A History of Britain (2000)
Stretching from the Stone Age to the year 2000, Simon Schama's Complete History of Britain does not pretend to be a definitive chronicle of the turbulent events which buffeted and shaped the British Isles. What Schama does do, however, is tell the story in vivid and gripping narrative terms, free of the fustiness of traditional academe, personalising key historical events by examining the major characters at the centre of them. Not all historians would approve of the history depicted here as shaped principally by the actions of great men and women rather than by more abstract developments, but Schama's way of telling it is a good deal more enthralling as a result. Schama successfully gives lie to the idea that the history of Britain has been moderate and temperate, passing down the generations as stately as a galleon, taking on board sensible ideas but steering clear of sillier, revolutionary ones. Nonsense. Schama retells British history the way it was--as bloody, convulsive, precarious, hot-blooded and several times within an inch of haring off onto an entirely different course. Schama seems almost to delight in the goriness of history. Themes returned to repeatedly include the wars between the Scots and the Irish and the Catholic/Protestant conflicts--only the Irish question remains unresolved by the new millennium. As Britain becomes a constitutional monarchy, Schama talks less of Kings and Queens but of poets and idea-makers like Orwell. Still, with his pungent, direct manner and against an evocative visual and aural backdrop, Schama makes history seem as though it happened yesterday, the bloodstains not yet dry.
Country: GB
Language: En
Runtime: 60
Season 3:
Britain never had the kind of revolution France experienced in 1789, but came close to it. This programme explains how 'the romantic generation' discovered the politics of sympathy with the common man. Nature was turned into a revolutionary idea by radicals and poets like Thomas Paine and William Wordsworth, and events across the channel following the fall of the Bastille initially seemed to point a way forward for Britain. But when the terrifying reality of the French Revolution set in, nature was recruited by the patriots.
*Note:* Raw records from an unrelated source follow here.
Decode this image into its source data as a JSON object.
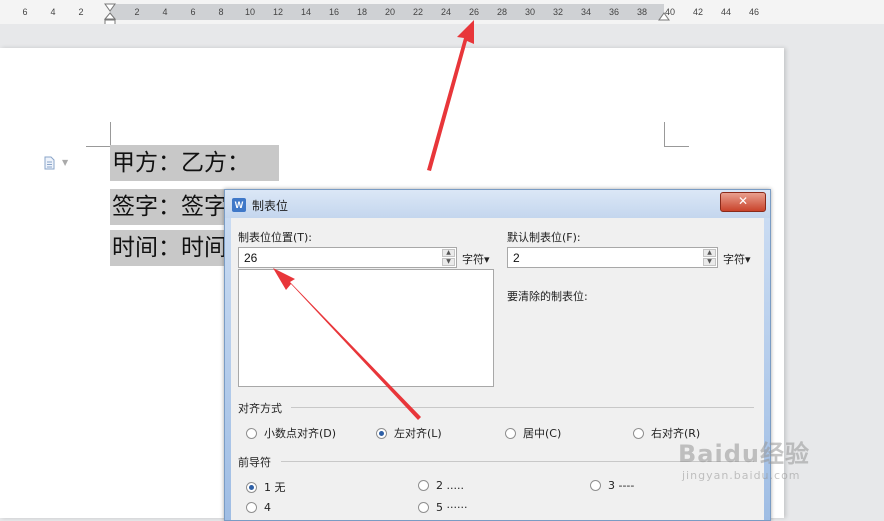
{
  "ruler": {
    "labels": [
      "6",
      "4",
      "2",
      "2",
      "4",
      "6",
      "8",
      "10",
      "12",
      "14",
      "16",
      "18",
      "20",
      "22",
      "24",
      "26",
      "28",
      "30",
      "32",
      "34",
      "36",
      "38",
      "40",
      "42",
      "44",
      "46"
    ]
  },
  "document": {
    "lines": [
      "甲方：乙方：",
      "签字：签字：",
      "时间：时间："
    ]
  },
  "dialog": {
    "title": "制表位",
    "logo": "W",
    "close_label": "✕",
    "tab_position_label": "制表位位置(T):",
    "tab_position_value": "26",
    "default_tab_label": "默认制表位(F):",
    "default_tab_value": "2",
    "unit_label": "字符▾",
    "clear_label": "要清除的制表位:",
    "alignment": {
      "title": "对齐方式",
      "options": [
        "小数点对齐(D)",
        "左对齐(L)",
        "居中(C)",
        "右对齐(R)"
      ],
      "selected": "左对齐(L)"
    },
    "leader": {
      "title": "前导符",
      "options": [
        "1 无",
        "2 .....",
        "3 ----",
        "4",
        "5 ······"
      ],
      "selected": "1 无"
    }
  },
  "watermark": {
    "main": "Baidu经验",
    "sub": "jingyan.baidu.com"
  },
  "colors": {
    "arrow": "#e8363a",
    "selection": "#c8c8c8",
    "radio_dot": "#2d5fa6"
  }
}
Queen Victoria came to the throne at the tender age of eighteen, to rule over a country in the throes of a painful but supercharged industrial transformation. Chaos and revolution had been predicted by both socialists and traditionalists but in fact family life provided a bedrock of stability. This is how Britain's women, from the Queen to Chartist charladies and West Indian nurses managed the intense change and attempted to galvanize social reform for their Victorian sisters.
The British Empire promised peace, stability and prosperity but in Ireland and India it coincided with violence and famine. The programme examines the origins of agonies which continue to resonate today, and how political justice failed to feature in the administration of the time. As Victorian prime ministers, Gladstone and Disraeli promoted very different visions of Empire, but despite their lofty ideals, Schama observes how 'common humanity was sacrificed to the fetish of the market'.
Schama's last programme is a meditation on the place of the past in Britain's 20th-century history. Personified in the sharply different reactions of two of its greatest figures, Winston Churchill and George Orwell, the programme explores the fate of the country through two world wars, the slump and a nervous postwar peace. What was the impact of the crusades and the protests of the century, and did Winston Smith, hero of Orwell's 1984, foresee the contemporary political landscape?